Ockwell-Smith says she finds that once parents are aware their baby’s interrupted sleep is normal then their fears are often allayed.
“I don’t think we should be embracing the fact that we’re just not going to sleep,” says Ockwell-Smith. “It is normal, but it’s also incredibly exhausting and there normally are some tweaks you can make that will make an improvement, but I think we should expect some waking as normal and embrace it.
“Nobody in 10 years’ time is going to think, ‘Oh I wish I hadn’t hugged my baby so much’. You’re not going to regret rocking your baby to sleep or feeding them to sleep.”
Ockwell-Smith says she is concerned that the sleep consultant industry is unregulated and that anyone at present can set themselves up to practise. Palmer would also welcome regulation in order to keep standards high, and she advises parents to do as much research into practitioners as possible before hiring them.

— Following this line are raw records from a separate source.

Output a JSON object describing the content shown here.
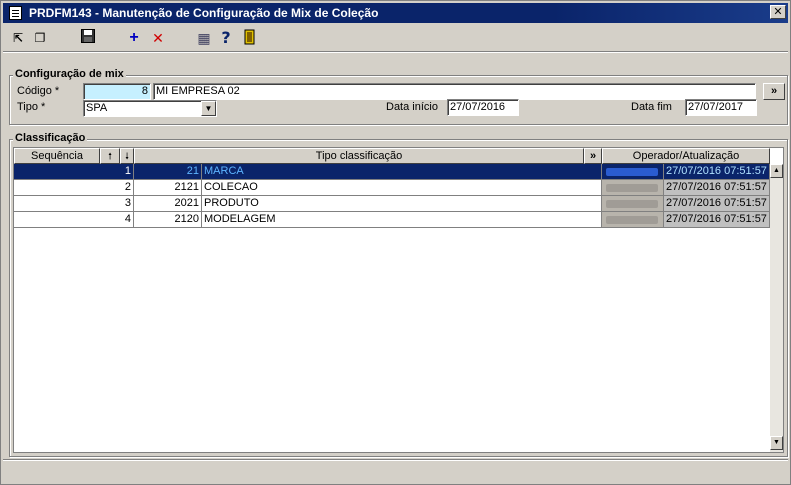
{
  "window": {
    "title": "PRDFM143 - Manutenção de Configuração de Mix de Coleção",
    "close_glyph": "✕"
  },
  "toolbar": {
    "buttons": [
      {
        "name": "export-icon",
        "glyph": "⇱"
      },
      {
        "name": "copy-icon",
        "glyph": "❐"
      },
      {
        "name": "save-icon",
        "glyph": "💾"
      },
      {
        "name": "add-icon",
        "glyph": "+"
      },
      {
        "name": "delete-icon",
        "glyph": "✕"
      },
      {
        "name": "calendar-icon",
        "glyph": "▦"
      },
      {
        "name": "help-icon",
        "glyph": "?"
      },
      {
        "name": "exit-door-icon",
        "glyph": "▯"
      }
    ]
  },
  "config": {
    "legend": "Configuração de mix",
    "codigo_label": "Código *",
    "codigo_value": "8",
    "empresa_value": "MI EMPRESA 02",
    "tipo_label": "Tipo *",
    "tipo_value": "SPA",
    "data_inicio_label": "Data início",
    "data_inicio_value": "27/07/2016",
    "data_fim_label": "Data fim",
    "data_fim_value": "27/07/2017",
    "lookup_button": "»"
  },
  "classificacao": {
    "legend": "Classificação",
    "headers": {
      "sequencia": "Sequência",
      "up": "🠕",
      "down": "🠗",
      "tipo": "Tipo classificação",
      "expand": "»",
      "operador": "Operador/Atualização"
    },
    "rows": [
      {
        "seq": "1",
        "codigo": "21",
        "descricao": "MARCA",
        "timestamp": "27/07/2016 07:51:57",
        "selected": true
      },
      {
        "seq": "2",
        "codigo": "2121",
        "descricao": "COLECAO",
        "timestamp": "27/07/2016 07:51:57",
        "selected": false
      },
      {
        "seq": "3",
        "codigo": "2021",
        "descricao": "PRODUTO",
        "timestamp": "27/07/2016 07:51:57",
        "selected": false
      },
      {
        "seq": "4",
        "codigo": "2120",
        "descricao": "MODELAGEM",
        "timestamp": "27/07/2016 07:51:57",
        "selected": false
      }
    ]
  },
  "colors": {
    "title_bar": "#0a246a",
    "selection": "#0a246a",
    "code_field_bg": "#c6f0ff",
    "add_icon": "#0000c0",
    "delete_icon": "#d00000"
  }
}
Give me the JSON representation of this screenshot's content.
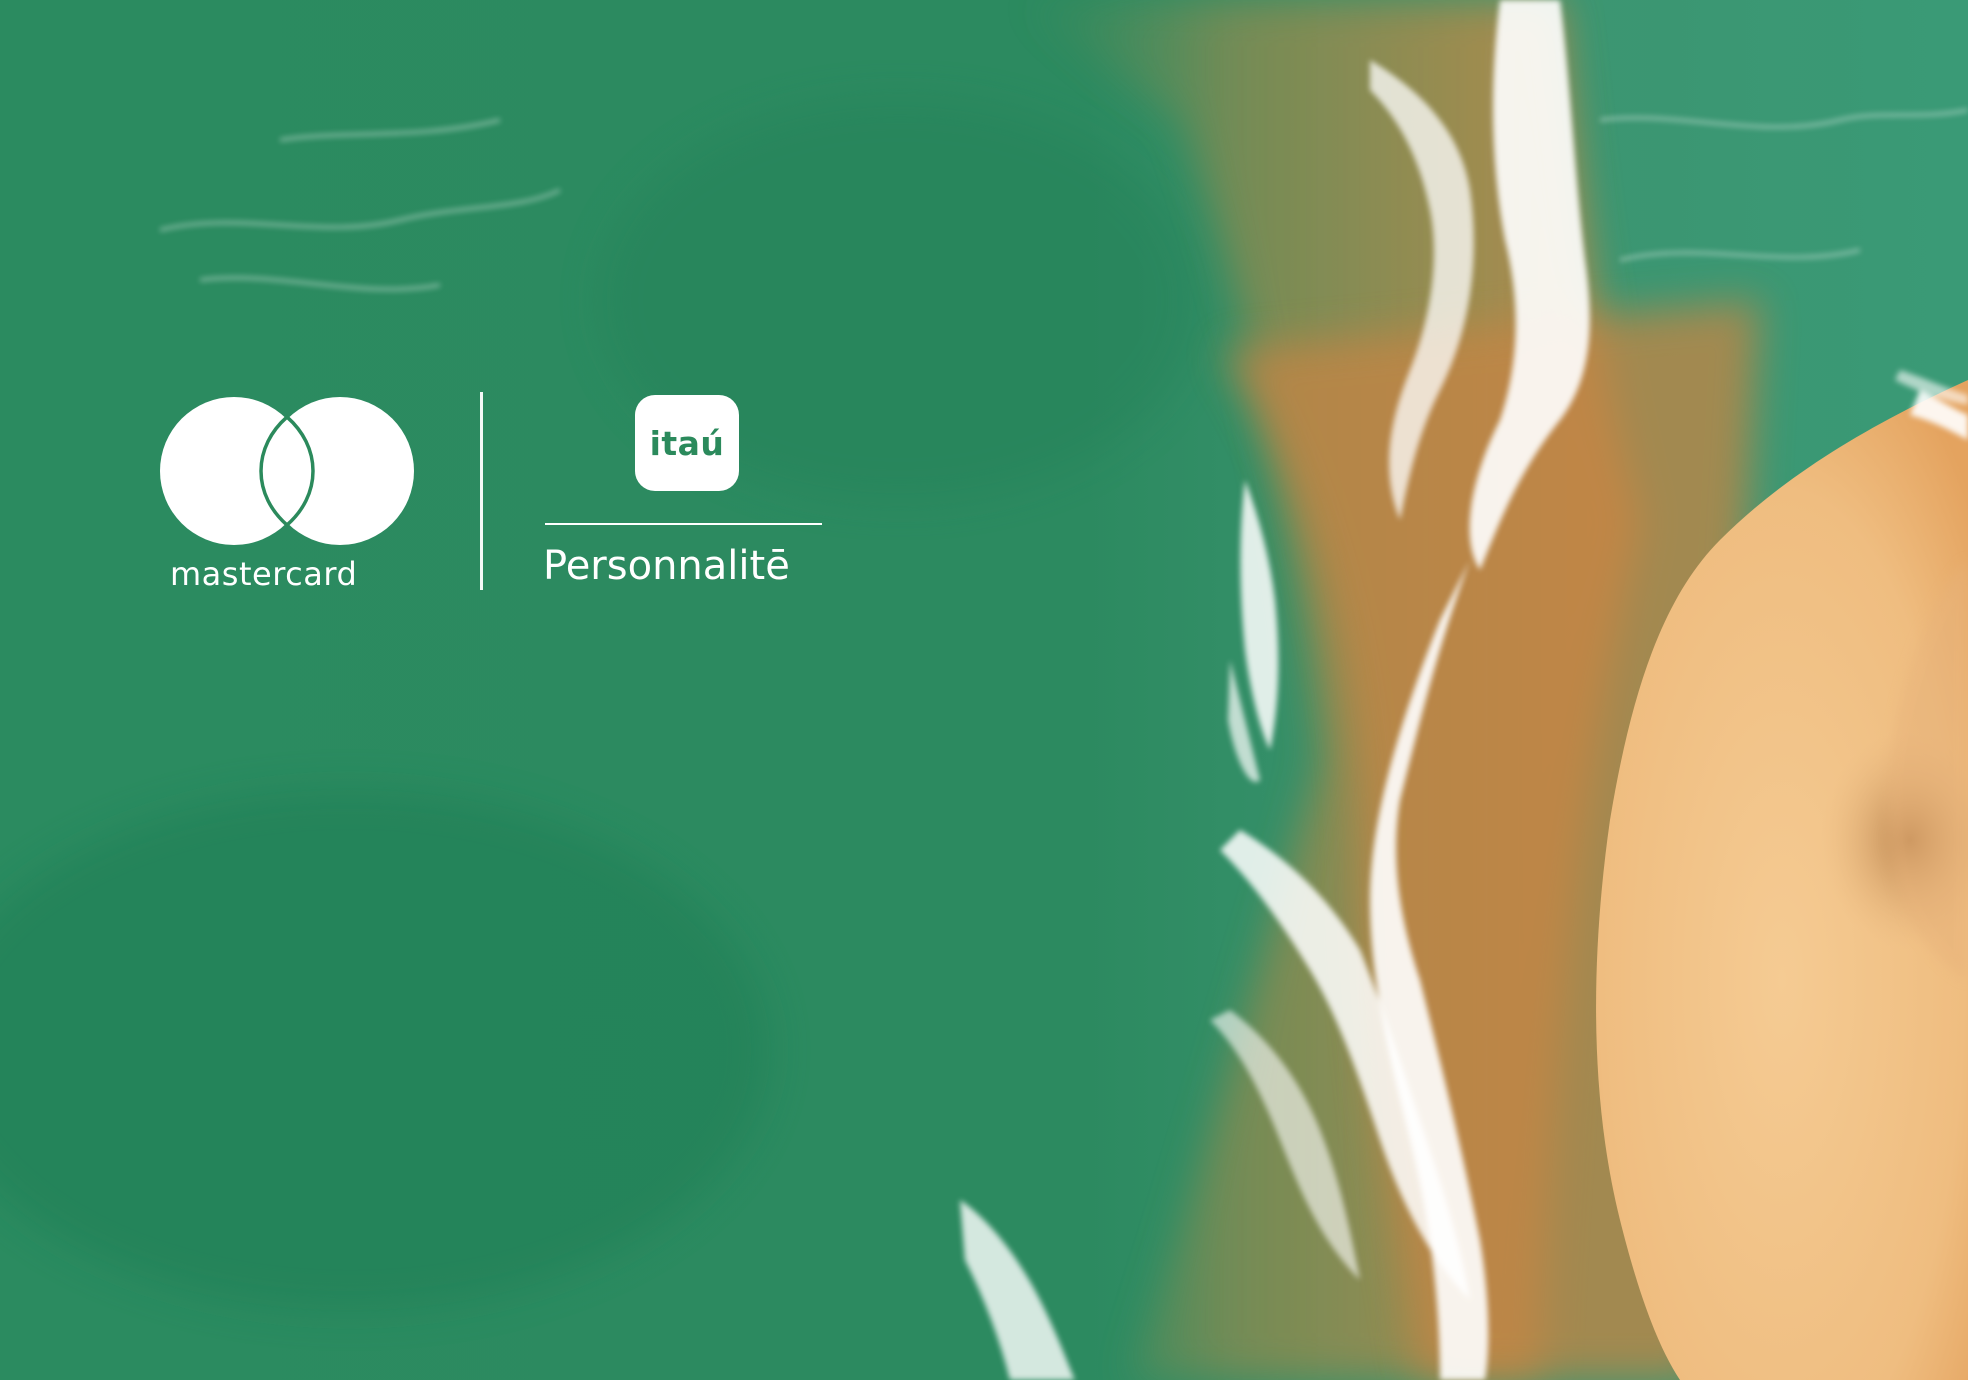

Prof Helen Ball of Durham University argues that it’s crucial for parents to ensure that their consultant sticks to safe infant sleep practices – and does not, for example, advise putting babies to sleep on their tummies, which dramatically increases the risk of Sudden Infant Death Syndrome.
How did sleep training work for Anna Cormack and Johnny?
After three-and-a-half weeks of the programme, Johnny now wakes up once in the night at around 1am or 4am. He is also falling asleep on his own in the cot without being breast-fed.
And after 15 months, Cormack is finally getting more sleep.